The premise of ONYX-015, conceived and designed by McCormick, is that the andenovirus could be manipulated to take advantage of a certain vulnerability that tumor cells without functioning p53 genes have, while remaining benign against normal, healthy cells, which retain functioning p53 gene.

The rationale was this: Adenovirus contains a gene called E1b that disables p53, and McCormick reasoned that by disarming the adenovirus of E1b, the virus would be unable to invade normal, healthy cells, because they would contain functional copies of the p53 gene that would prevent the virus from replicating.

But for the same reason, he surmised that the altered virus would be able to wreak havoc on cancer cells that had already disabled their p53 gene, because these cells would lack the defense mechanism to thwart the viral replication process. The genetically engineered virus would be able to replicate continuously, disrupting cell behavior, and ultimately causing cell death.

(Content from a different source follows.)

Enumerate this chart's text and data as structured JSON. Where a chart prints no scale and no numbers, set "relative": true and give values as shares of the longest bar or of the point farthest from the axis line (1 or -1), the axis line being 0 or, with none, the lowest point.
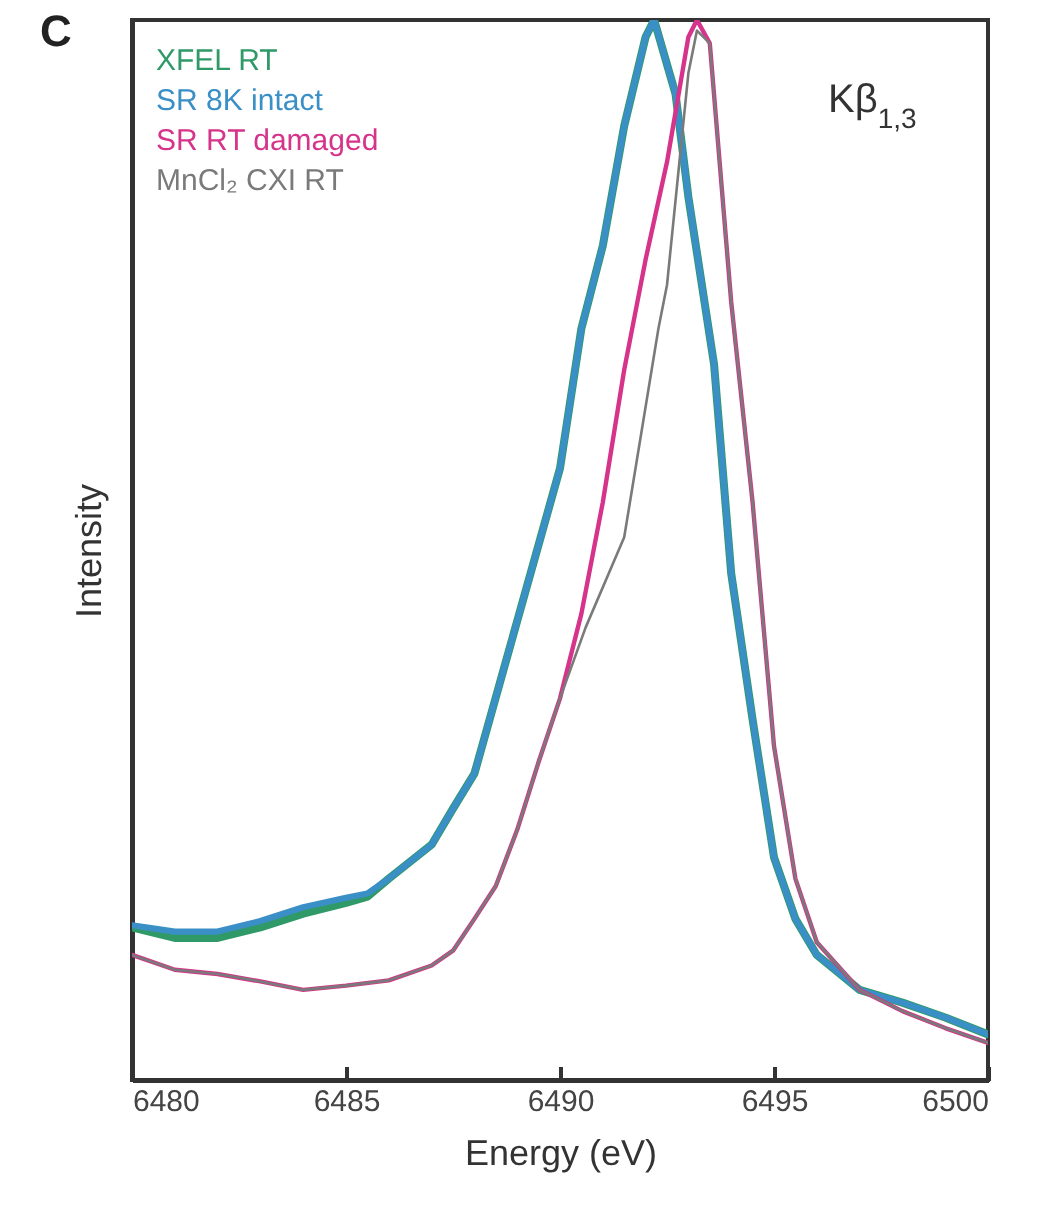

This theory has borne out, first in laboratory cell cultures and now in clinical trials. But recent laboratory studies have also demonstrated that ONYX-015 is able to replicate in tumor cells in which p53 remains intact. And this, said McCormick, "has led to speculation about the whole mechanism of action, the concern being that maybe in cancer cells there really is no correlation between viral replication and p53 status."

Now, however, building on a critical finding reported by researchers last September involving the novel p14ARF gene (Nature, Sept. 10, 1998), McCormick provides data that supports his original concept involving p53.

Specifically, he adds evidence to the earlier finding that, while some tumor cells with defects in p53 function have mutations in the gene itself, others have a defect in p14ARF, and that this defect indirectly disables p53 function.

"We have some very nice images that show that when normal cells are infected with ONYX-015, p53 is induced, and the virus is shut down. But that when tumor cells with p53 genes intact are missing p14ARF, p53 induction does not actually occur."

"We suspect," he said, "that all tumor cells susceptible to ONYX-015 have mutations in either the p53 gene or p14ARF, so that either directly or indirectly their p53 system is inactivated. This would explain why ONYX-015 can replicate in tumor cells with normal p53 genes."

"We're trying to prove this is the missing link in the lab, by putting p14ARF back into these tumor cells and seeing if it really does stop the virus from growing."

If the gene's function is proven, it could also serve as a new target for cancer therapies in some tumors lacking functional p53 genes. The ongoing research is funded by Onyx Pharmaceuticals, Inc. McCormick founded the company and is now on its scientific advisory board.